AG-VAS (Anchor-Guided Visual Anomaly Segmentation), a new framework that expands the LMM vocabulary with three learnable semantic anchor tokens, establishing a unified anchor-guided segmentation paradigm for zero-shot visual anomaly segmentation.

Abstract

Large multimodal models (LMMs) exhibit strong task generalization capabilities, offering new opportunities for zero-shot visual anomaly segmentation (ZSAS). However, existing LMM-based segmentation approaches still face fundamental limitations: anomaly concepts are inherently abstract and context-dependent, lacking stable visual prototypes, and the weak alignment between high-level semantic embeddings and pixel-level spatial features hinders precise anomaly localization. To address these challenges, we present AG-VAS (Anchor-Guided Visual Anomaly Segmentation), a new framework that expands the LMM vocabulary with three learnable semantic anchor tokens-[SEG], [NOR], and [ANO], establishing a unified anchor-guided segmentation paradigm. Specifically, [SEG] serves as an absolute semantic anchor that translates abstract anomaly semantics into explicit, spatially grounded visual entities (e.g., holes or scratches), while [NOR] and [ANO] act as relative anchors that model the contextual contrast between normal and abnormal patterns across categories. To further enhance cross-modal alignment, we introduce a Semantic-Pixel Alignment Module (SPAM) that aligns language-level semantic embeddings with high-resolution visual features, along with an Anchor-Guided Mask Decoder (AGMD) that performs anchor-conditioned mask prediction for precise anomaly localization. In addition, we curate Anomaly-Instruct20K, a large-scale instruction dataset that organizes anomaly knowledge into structured descriptions of appearance, shape, and spatial attributes, facilitating effective learning and integration of the proposed semantic anchors. Extensive experiments on six industrial and medical benchmarks demonstrate that AG-VAS achieves consistent state-of-the-art performance in the zero-shot setting.
Paper Structure (13 sections, 11 equations, 4 figures, 4 tables)

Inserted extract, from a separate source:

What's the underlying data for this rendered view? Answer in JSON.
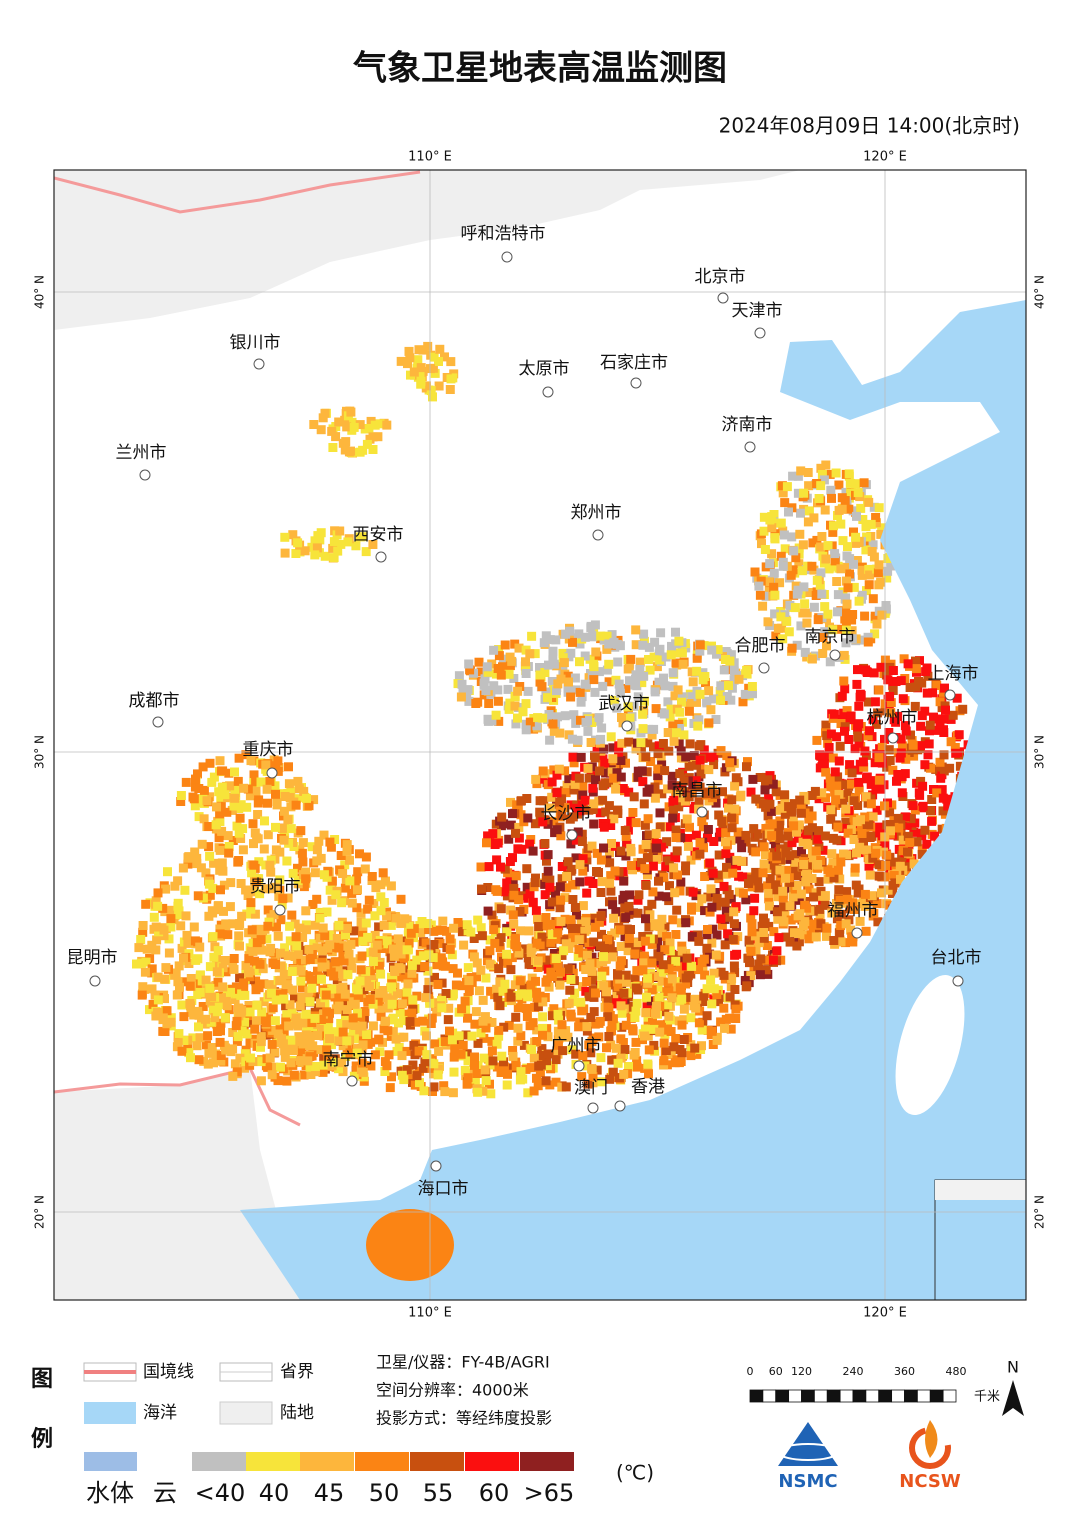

This paper contains 13 sections, 11 equations, 4 figures, 4 tables.

Figures (4)

  • Figure 1: Comparison of zero-shot anomaly segmentation capabilities between LISA LISA and our AG-VAS.
  • Figure 2: AG-VAS is an effective and efficient LMM for zero-shot anomaly segmentation and understanding. (Left: raw image; Right: segmentation result.) The visualization results are shown across the following scenarios: (1)–(4) direct segmentation, (5)–(6) describe-then-segment, (7) segment-then-explain, and (8) segmentation within dialogue.
  • Figure 3: The pipeline of AG-VAS. We design two types of semantic anchors: the absolute anchor [SEG], which injects world and contextual knowledge about the appearance, structure, and location of anomalies (e.g., holes, scratches) into the segmentation process, and the relative normal/anomalous anchors [NOR]/[ANO], which guide the model to understand anomalies in relation to normal patterns. All parameters except those for the semantic/pixel image encoder, visual projector and LLM are trainable.
  • Figure 4: (a) An example from our Anomaly-Instruct20K dataset. (b) An example of instruction-tuning with dynamic fusion of templates during the actual training process. Note that only one specific template is shown here, with further details provided in the Appendix.